Three major sources of revenue

MCES revenue comes from three types of user fees:

Municipal wastewater charges

In 2023, MCES collected close to $264 million in municipal wastewater charges from the 111 communities served by the regional system. MCES municipal charges are very competitive. Nationally, our rates are well below average for similar-sized agencies, according to the National Association of Clean Water Agencies.

‚ÄčEach community pays an allocated portion of the total municipal wastewater charge based on the volume of wastewater MCES treats from the community in the previous calendar year. Most communities cover their local sewer costs by charging a higher “retail” rate to residents and businesses. Learn more about municipal wastewater charges.

Industrial charges

MCES charges industrial customers to cover the cost of wastewater monitoring, treating higher strength discharges, and other costs. The charges are made in a variety of forms:

  • Annual permit fees

  • Strength charges for wastewater that has higher treatment costs than typical residential wastewater

  • Fees to liquid waste haulers who dispose of septage, leachate, and other hauled wastes directly into the regional wastewater system

  • Other fees

In total, MCES collected about $21.3 million from industrial charges in 2023.

Sewer Availability Charge (SAC)

When we extend new sewer pipes into growing areas, or rehabilitate or replace aging pipes in older communities, we build enough capacity in those pipes to handle future growth. This is called reserve capacity.

SAC is a one-time fee we bill local governments for use of the reserve capacity in the Metropolitan Disposal System. We charge SAC whenever a new property is built, or an existing property renovation causes increased capacity demand. SAC pays for the reserve capacity through capital or debt service payments associated only with the reserve capacity portion of the system. 
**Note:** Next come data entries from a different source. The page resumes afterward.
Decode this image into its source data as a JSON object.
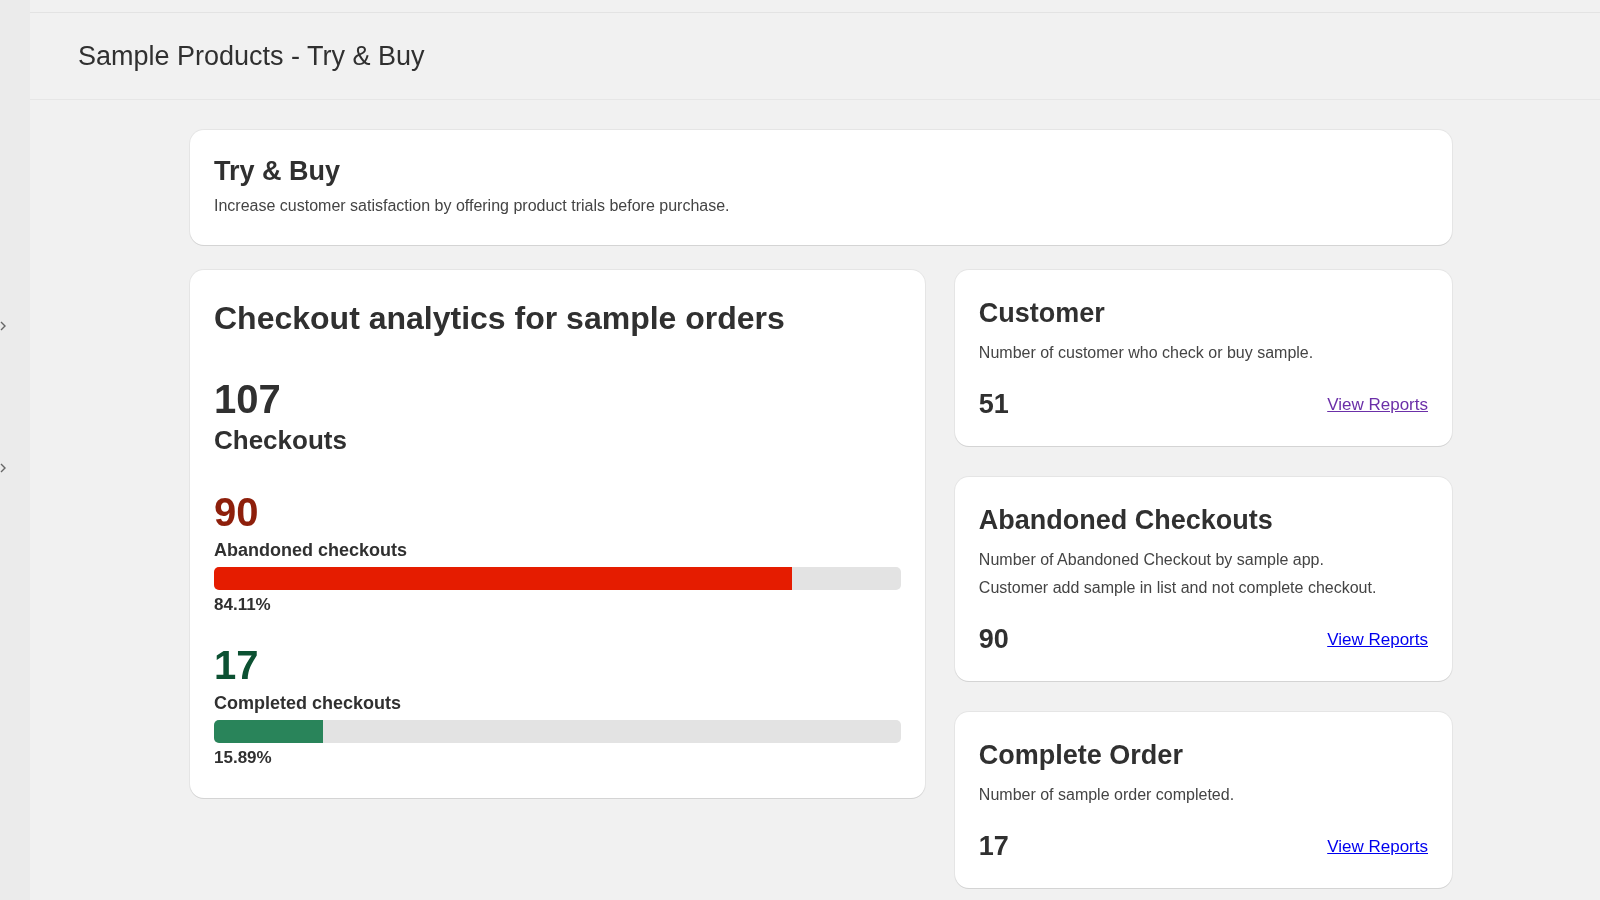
{
  "page": {
    "title": "Sample Products - Try & Buy"
  },
  "intro": {
    "title": "Try & Buy",
    "description": "Increase customer satisfaction by offering product trials before purchase."
  },
  "analytics": {
    "title": "Checkout analytics for sample orders",
    "total": "107",
    "total_label": "Checkouts",
    "metrics": [
      {
        "kind": "abandoned",
        "value": "90",
        "label": "Abandoned checkouts",
        "level": 0.8411,
        "percent": "84.11%"
      },
      {
        "kind": "completed",
        "value": "17",
        "label": "Completed checkouts",
        "level": 0.1589,
        "percent": "15.89%"
      }
    ]
  },
  "stat_cards": [
    {
      "title": "Customer",
      "description": [
        "Number of customer who check or buy sample."
      ],
      "value": "51",
      "link": "View Reports",
      "visited": true
    },
    {
      "title": "Abandoned Checkouts",
      "description": [
        "Number of Abandoned Checkout by sample app.",
        "Customer add sample in list and not complete checkout."
      ],
      "value": "90",
      "link": "View Reports",
      "visited": false
    },
    {
      "title": "Complete Order",
      "description": [
        "Number of sample order completed."
      ],
      "value": "17",
      "link": "View Reports",
      "visited": false
    }
  ]
}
Local governments may also charge, on top of the MCES SAC fee, a local SAC or add-on fee for capacity in the local sewer system.

One SAC is based on 274 gallons per day of potential capacity. It is not based on actual or expected usage. Low usage benefits are realized through low monthly treatment bills. Instead, SAC is based on the capacity needed for wastewater to flow effectively under maximum potential usage.

In 2023 MCES used $60.1 million from SAC revenues to support capital expenses and debt service associated with providing needed reserve capacity in the regional wastewater system. Learn more about SAC.

Rates reflect cost of service

Metropolitan Council Environmental Services sets municipal wastewater and industrial rates based on what it costs us to provide the service. Our rate system is equitable across the region and supports economic development.

Communities pay for the wastewater flow originating within their borders. New users pay for the capacity they demand through a sewer availability charge (SAC). Industries pay for the cost of treating their higher-strength discharges through a strength charge. Haulers pay for wastewater loads based on the cost of receiving and treating the loads.

When we propose changes to SAC or other fees we engage our customer communities in the process. We hold stakeholder meetings as well as a public hearing, and give notice of at least three months before we implement changes. We sometimes establish a community task force or work group to explore issues and make recommendation(s) to the Met Council.

The Met Council has final approval of all recommendations.